Deciphering the metabolic signature of CD4+ T helper cells that express dual master transcription factors.

Importance:Immunotherapy has shown success in recent years in the field of both cancer and autoimmunity. In particular, clinical trials using T cells have revolutionised treatment of tumour (Th1 cells) and autoimmune juvenile diabetes (Treg cells). The major pitfall of these trials remains in the area of in-vivo T cell persistence. Recent reports have attributed the lack of persistence to the bioenergetics of T cells utilised in these trials. Hence there is an immediate need for understanding the bioenergetics profile of inflammatory versus regulatory T cells for improving clinical care.
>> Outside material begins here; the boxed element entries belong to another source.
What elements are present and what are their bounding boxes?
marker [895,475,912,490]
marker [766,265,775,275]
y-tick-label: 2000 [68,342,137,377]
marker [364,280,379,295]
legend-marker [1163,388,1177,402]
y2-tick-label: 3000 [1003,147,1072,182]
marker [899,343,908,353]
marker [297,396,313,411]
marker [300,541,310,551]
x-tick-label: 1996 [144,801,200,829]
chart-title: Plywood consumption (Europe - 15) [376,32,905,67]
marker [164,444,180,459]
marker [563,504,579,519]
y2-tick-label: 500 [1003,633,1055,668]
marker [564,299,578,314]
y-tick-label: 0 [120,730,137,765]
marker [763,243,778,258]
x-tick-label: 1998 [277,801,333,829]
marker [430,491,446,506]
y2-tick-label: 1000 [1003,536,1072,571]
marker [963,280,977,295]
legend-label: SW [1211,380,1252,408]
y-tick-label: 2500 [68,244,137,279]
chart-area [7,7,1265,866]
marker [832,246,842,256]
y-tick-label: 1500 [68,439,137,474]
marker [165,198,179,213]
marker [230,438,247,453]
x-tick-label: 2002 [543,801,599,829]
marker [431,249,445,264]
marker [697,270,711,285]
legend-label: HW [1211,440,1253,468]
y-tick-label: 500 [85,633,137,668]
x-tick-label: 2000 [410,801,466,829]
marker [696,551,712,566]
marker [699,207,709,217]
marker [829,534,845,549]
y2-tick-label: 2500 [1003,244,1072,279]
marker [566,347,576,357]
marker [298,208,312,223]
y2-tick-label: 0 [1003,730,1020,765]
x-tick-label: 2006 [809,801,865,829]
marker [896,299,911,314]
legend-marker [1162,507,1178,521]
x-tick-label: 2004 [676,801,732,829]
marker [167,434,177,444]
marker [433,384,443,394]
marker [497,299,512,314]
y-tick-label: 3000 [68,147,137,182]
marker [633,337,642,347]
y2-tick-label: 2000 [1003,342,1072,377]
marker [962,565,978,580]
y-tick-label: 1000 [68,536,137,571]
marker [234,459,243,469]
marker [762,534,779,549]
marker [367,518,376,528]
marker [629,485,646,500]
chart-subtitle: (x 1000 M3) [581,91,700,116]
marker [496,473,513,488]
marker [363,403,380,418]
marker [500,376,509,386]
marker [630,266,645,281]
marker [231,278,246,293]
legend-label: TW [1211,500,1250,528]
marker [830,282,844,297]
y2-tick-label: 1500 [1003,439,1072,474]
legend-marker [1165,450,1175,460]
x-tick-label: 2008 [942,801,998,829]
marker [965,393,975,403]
Background: CD4+ T cells are important mediators of adaptive immunity and are classified into various subtypes based on their transcription factor profile. CD4+ T helper cells that express Tbet transcription factor are called Th1 cells, Th2 (GATA3+), Th17 (RORgt+) or Tregs (FoxP3+) cells. Each subset has a unique function as determined by the respective transcription factor with Tbet driving the production of IFNg cytokine and hence promoting inflammatory responses and FoxP3 instills suppressive function in Tregulatory cells. Activation of the T cell receptor (TCR) along with co-stimulatory signalling is also critical for T helper cell differentiation, which results in metabolic remodelling and acquiring aerobic glycolysis. Differentiation of CD4+ T helper subsets with diverse effector functions is accompanied by additional changes in metabolism to meet their bioenergetic demands. Hence, Th1 cells have a unique metabolic signature, mitochondrial energetics and glycolytic profile (strongly glycolytic) as compared to Tregs that prefer oxidation of lipids.
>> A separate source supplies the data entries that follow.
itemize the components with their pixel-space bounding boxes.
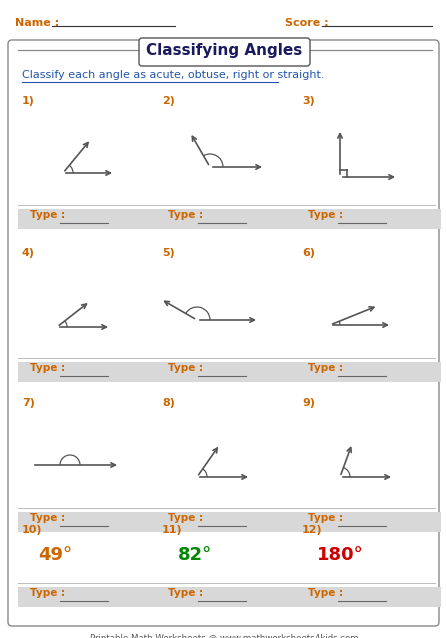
Text: 11): 11)	[162, 525, 183, 535]
Text: 2): 2)	[162, 96, 175, 106]
Text: 4): 4)	[22, 248, 35, 258]
Text: Score :: Score :	[285, 18, 329, 28]
Text: Classify each angle as acute, obtuse, right or straight.: Classify each angle as acute, obtuse, ri…	[22, 70, 325, 80]
Text: 5): 5)	[162, 248, 175, 258]
Text: 12): 12)	[302, 525, 323, 535]
Text: 3): 3)	[302, 96, 315, 106]
Text: Type :: Type :	[308, 513, 343, 523]
Bar	[18, 209, 441, 229]
Bar	[18, 362, 441, 382]
Bar	[18, 587, 441, 607]
FancyBboxPatch shape	[139, 38, 310, 66]
FancyBboxPatch shape	[8, 40, 439, 626]
Text: 6): 6)	[302, 248, 315, 258]
Text: 49°: 49°	[38, 546, 72, 564]
Text: Type :: Type :	[168, 588, 203, 598]
Text: Printable Math Worksheets @ www.mathworksheets4kids.com: Printable Math Worksheets @ www.mathwork…	[90, 633, 358, 638]
Text: 1): 1)	[22, 96, 35, 106]
Text: 9): 9)	[302, 398, 315, 408]
Text: Type :: Type :	[168, 363, 203, 373]
Text: Type :: Type :	[308, 363, 343, 373]
Text: 8): 8)	[162, 398, 175, 408]
Text: Type :: Type :	[30, 513, 65, 523]
Text: 7): 7)	[22, 398, 35, 408]
Bar	[18, 512, 441, 532]
Text: Type :: Type :	[168, 513, 203, 523]
Text: Name :: Name :	[15, 18, 59, 28]
Text: Type :: Type :	[308, 210, 343, 220]
Text: 180°: 180°	[316, 546, 363, 564]
Text: Classifying Angles: Classifying Angles	[146, 43, 302, 57]
Text: Type :: Type :	[30, 210, 65, 220]
Text: Type :: Type :	[30, 363, 65, 373]
Text: 10): 10)	[22, 525, 42, 535]
Text: 82°: 82°	[178, 546, 212, 564]
Text: Type :: Type :	[168, 210, 203, 220]
Text: Type :: Type :	[30, 588, 65, 598]
Text: Type :: Type :	[308, 588, 343, 598]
We and others have shown that Tbet+Th1 cells can also express FoxP3 and acquire a regulatory phenotype but maintain Tbet expression. Providing co-inhibitory signals through PD-1/PDL-1 (programmed death 1pathway) in Th1 cells stabilizes FoxP3 expression and Tbet expression. The metabolic signature of these cells that express dual opposing transcription factors is unknown.
In this proposal we aim to elucidate the metabolic signature of Tbet+FoxP3+ cells and identify how metabolism co-relates to their function in mouse models of inflammatory diseases.
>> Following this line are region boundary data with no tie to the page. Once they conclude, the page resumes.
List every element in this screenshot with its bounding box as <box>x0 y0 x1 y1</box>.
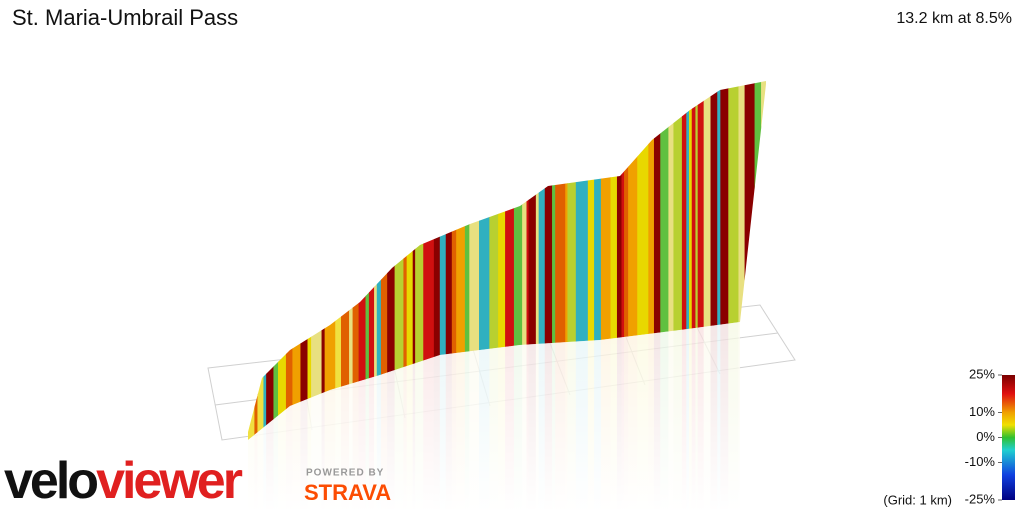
wall-stripe <box>415 81 424 440</box>
strava: STRAVA <box>304 480 391 505</box>
wall-stripe <box>510 81 515 440</box>
wall-stripe <box>594 81 602 440</box>
wall-stripe <box>300 81 309 440</box>
wall-stripe <box>307 81 312 440</box>
wall-stripe <box>505 81 511 440</box>
wall-stripe <box>660 81 663 440</box>
logo: veloviewer <box>4 452 243 510</box>
wall-stripe <box>285 81 293 440</box>
wall-stripe <box>681 81 687 440</box>
legend-tick-label: -10% <box>965 454 996 469</box>
wall-stripe <box>479 81 490 440</box>
wall-stripe <box>600 81 612 440</box>
wall-stripe <box>423 81 435 440</box>
wall-stripe <box>489 81 499 440</box>
wall-stripe <box>412 81 416 440</box>
wall-stripe <box>406 81 414 440</box>
wall-stripe <box>717 81 721 440</box>
title: St. Maria-Umbrail Pass <box>12 5 238 30</box>
wall-stripe <box>266 81 274 440</box>
wall-stripe <box>728 81 739 440</box>
wall-stripe <box>695 81 699 440</box>
wall-stripe <box>697 81 705 440</box>
wall-stripe <box>273 81 279 440</box>
color-bar <box>1002 375 1015 500</box>
grid-note: (Grid: 1 km) <box>883 492 952 507</box>
reflection-stripe <box>745 320 755 512</box>
wall-stripe <box>621 81 625 440</box>
wall-stripe <box>703 81 712 440</box>
wall-stripe <box>668 81 674 440</box>
legend-tick-label: 0% <box>976 429 995 444</box>
wall-stripe <box>311 81 323 440</box>
wall-stripe <box>544 81 553 440</box>
wall-stripe <box>567 81 577 440</box>
wall-stripe <box>610 81 618 440</box>
wall-stripe <box>689 81 693 440</box>
wall-stripe <box>648 81 655 440</box>
wall-stripe <box>439 81 447 440</box>
wall-stripe <box>526 81 530 440</box>
wall-stripe <box>583 81 589 440</box>
wall-stripe <box>538 81 546 440</box>
summary: 13.2 km at 8.5% <box>896 10 1012 27</box>
reflection-stripe <box>761 320 771 512</box>
wall-stripe <box>662 81 669 440</box>
legend-tick-label: -25% <box>965 491 996 506</box>
legend: 25% 10% 0% -10% -25% <box>965 366 1002 506</box>
wall-stripe <box>616 81 622 440</box>
wall-stripe <box>640 81 649 440</box>
wall-stripe <box>591 81 595 440</box>
wall-stripe <box>720 81 729 440</box>
wall-stripe <box>248 81 255 440</box>
wall-stripe <box>738 81 746 440</box>
legend-tick-label: 25% <box>969 366 995 381</box>
wall-stripe <box>451 81 457 440</box>
wall-stripe <box>469 81 480 440</box>
wall-stripe <box>653 81 661 440</box>
wall-stripe <box>624 81 629 440</box>
wall-stripe <box>686 81 690 440</box>
wall-stripe <box>445 81 453 440</box>
wall-stripe <box>528 81 537 440</box>
wall-stripe <box>552 81 556 440</box>
wall-stripe <box>761 81 766 440</box>
wall-stripe <box>403 81 408 440</box>
wall-stripe <box>513 81 523 440</box>
wall-stripe <box>691 81 696 440</box>
wall-stripe <box>498 81 506 440</box>
wall-stripe <box>637 81 642 440</box>
wall-stripe <box>710 81 718 440</box>
wall-stripe <box>433 81 441 440</box>
wall-stripe <box>628 81 638 440</box>
powered-by: POWERED BY <box>306 468 384 479</box>
wall-stripe <box>535 81 540 440</box>
wall-stripe <box>565 81 568 440</box>
wall-stripe <box>744 81 756 440</box>
wall-stripe <box>292 81 301 440</box>
wall-stripe <box>575 81 585 440</box>
wall-stripe <box>673 81 683 440</box>
wall-stripe <box>257 81 264 440</box>
wall-stripe <box>278 81 287 440</box>
wall-stripe <box>587 81 592 440</box>
reflection-stripe <box>755 320 762 512</box>
logo-a: velo <box>4 452 97 510</box>
wall-stripe <box>254 81 258 440</box>
wall-stripe <box>555 81 566 440</box>
wall-stripe <box>464 81 470 440</box>
wall-stripe <box>456 81 466 440</box>
wall-stripe <box>522 81 528 440</box>
wall-stripe <box>754 81 762 440</box>
legend-tick-label: 10% <box>969 404 995 419</box>
logo-b: viewer <box>96 452 243 510</box>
Methodology: A unique resource that is available to us is a fate mapping reporter murine strain that drives both Tbet and FoxP3 and hence allow isolating Tbet+FoxP3+ T cells based on their transcription factor expression. We aim to isolate these cells from WT mice to analyze their metabolic profile by using the Seahorse XF Analyzer to evaluate real time cellular respiration of the cells and response to metabolic modulators. This analysis takes simultaneous repeated measurements of oxygen consumption rate (OCR) and extracellular acidification rate (ECAR) that are representative of mitochondrial oxidative phosphorylation (OXPHOS) and glycolysis respectively (measured by changes in oxygen and proton (pH) concentration respectively).
In addition, CD4+ T helper cells that are Tbet+, will be expanded in vitro in the presence/absence of PDL-1 to become Tbet+FoxP3+ cells. As before we will compare the metabolic profile and in vitro effector phenotype of these expanded cells to day 0 WT Tbet+FoxP3+ sorted cells. The in-vivo function of Tbet+FoxP3+ cells will be tested to determine if function co-relates to specific metabolic signature in this subset.
Training opportunities: The students involved in this project will be trained in cross-disciplinary fields of biochemistry and immunology which include murine models of disease and fate mapping reporters, in vitro cellular immunological and biochemical assays and use of multi-parameter flow cytometry. The strong inter-disciplinary aspect of this PhD will significantly enhance the student's future career prospects. As well as taking part in the weekly specialist subject research meetings, journal clubs and institute research programs, the student will engage with the Graduate School's Skills Dev Prog.